My Lords, I support my noble and learned friend Lord Mackay of Clashfern. He put this with beautiful simplicity and total clarity. He underlined the fact that, at the end of the day, we are answerable for what we decide. I deplore bringing in important things at the late stage of a Bill, which is why I withheld my vote when we were voting and not debating last week, because it made a mockery of Parliament. This is not making a mockery of Parliament; it is underlining the humanity of Parliament. I believe we should follow the sage advice of my noble and learned friend.
My Lords, I will try not to repeat too much of what my noble friend Lord Paddick said. He pointed out—it is not a new point—that this has been a long and difficult Bill.

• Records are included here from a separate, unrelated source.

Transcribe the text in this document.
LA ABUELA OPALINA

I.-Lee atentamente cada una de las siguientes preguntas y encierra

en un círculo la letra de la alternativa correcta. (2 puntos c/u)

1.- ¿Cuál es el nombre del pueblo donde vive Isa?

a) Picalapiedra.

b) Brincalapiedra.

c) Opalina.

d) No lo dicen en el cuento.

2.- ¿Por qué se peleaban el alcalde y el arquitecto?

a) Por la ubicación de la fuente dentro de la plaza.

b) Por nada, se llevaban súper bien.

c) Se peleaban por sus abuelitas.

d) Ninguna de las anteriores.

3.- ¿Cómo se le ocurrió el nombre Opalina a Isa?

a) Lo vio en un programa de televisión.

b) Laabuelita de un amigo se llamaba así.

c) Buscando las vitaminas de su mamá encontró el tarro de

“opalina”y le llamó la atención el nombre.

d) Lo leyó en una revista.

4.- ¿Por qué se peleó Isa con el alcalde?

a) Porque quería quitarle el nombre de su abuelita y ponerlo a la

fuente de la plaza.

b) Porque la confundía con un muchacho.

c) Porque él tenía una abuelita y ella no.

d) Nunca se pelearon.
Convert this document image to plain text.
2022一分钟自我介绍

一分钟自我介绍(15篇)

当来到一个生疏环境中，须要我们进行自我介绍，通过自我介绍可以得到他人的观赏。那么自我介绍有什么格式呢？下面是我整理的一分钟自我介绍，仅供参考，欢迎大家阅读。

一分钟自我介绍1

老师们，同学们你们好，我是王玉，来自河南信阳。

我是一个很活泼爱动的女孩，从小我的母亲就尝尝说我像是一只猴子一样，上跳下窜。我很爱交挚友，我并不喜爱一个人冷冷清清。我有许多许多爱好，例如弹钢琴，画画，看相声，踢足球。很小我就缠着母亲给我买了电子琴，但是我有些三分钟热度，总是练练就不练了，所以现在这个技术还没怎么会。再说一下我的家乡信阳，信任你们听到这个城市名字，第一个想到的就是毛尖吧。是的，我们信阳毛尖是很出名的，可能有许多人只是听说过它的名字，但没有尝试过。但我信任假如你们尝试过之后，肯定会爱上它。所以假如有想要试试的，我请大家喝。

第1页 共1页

I am bound to say that we must all hope that such a mammoth Bill, with such a wide range of diverse topics shoehorned into a single piece of legislation, will never be put before Parliament again. It has taken too many days, with too little time for the content involved and too much pressure, not just on MPs and Peers but on parliamentary staff, officials and those many organisations that seek to brief us about legislation. For us here, there have been too many early starts and too many late nights. It has been a very difficult experience.
None the less, I completely agree that the House has done its job well. We are very grateful to the ministerial team and their officials. On justice issues, I am, of course, particularly grateful to the noble Lord, Lord Wolfson, for the care, courtesy, approachability and engagement, not to say humour, that he has shown in our discussions. We have had some significant successes, from our point of view, on breastfeeding voyeurism and common assault in the context of domestic abuse. We have had some limited progress—my goodness, it is limited—on IPPs. That is clearly not the end of the story.
On Home Office issues, we are grateful to the noble Baroness, Lady Williams, for her care and the comprehensively courteous way she has dealt with the House, although I am bound to say that I share my noble friend Lord Paddick’s view that we have felt that she has not been able, on behalf of the Government, to make the concessions she perhaps might have liked to have made in some areas.
These Ministers illustrate the pressure there has been on all of us. In this context, I mention the tireless and efficient work of my noble friend Lord Paddick, who has borne the brunt of days and weeks of debate over many hours and days of sitting, and there have been many more days of preparation.
Before the Bill finally passes, we on these Benches regard it as largely profoundly regressive. On human rights issues, the House must expect Liberal Democrats and others in the Opposition to continue robustly to defend individual liberty in a way that we do not believe the Bill does. On justice, we will keep the pressure up for a humane sentencing system dedicated to rehabilitation and reform, combined with increasing use of community sentences. We will continue to work on women’s justice, where it seems that we are accepting very slow progress when we should be looking for dramatic improvement.
I realise that I ought to be gracious, but I have hated almost every minute we spent on this Bill over the days, weeks and months. I deeply regret that it will pass. I wish it had not been presented in the first place and I wish we had not been forced to let it through, but it has been historic. One of the things that has been historic is the united opposition to some of its worst parts. That is something the House can be proud of. I look forward to many more days, weeks and months of arguing with the noble Baroness and the noble Lord on the Benches opposite.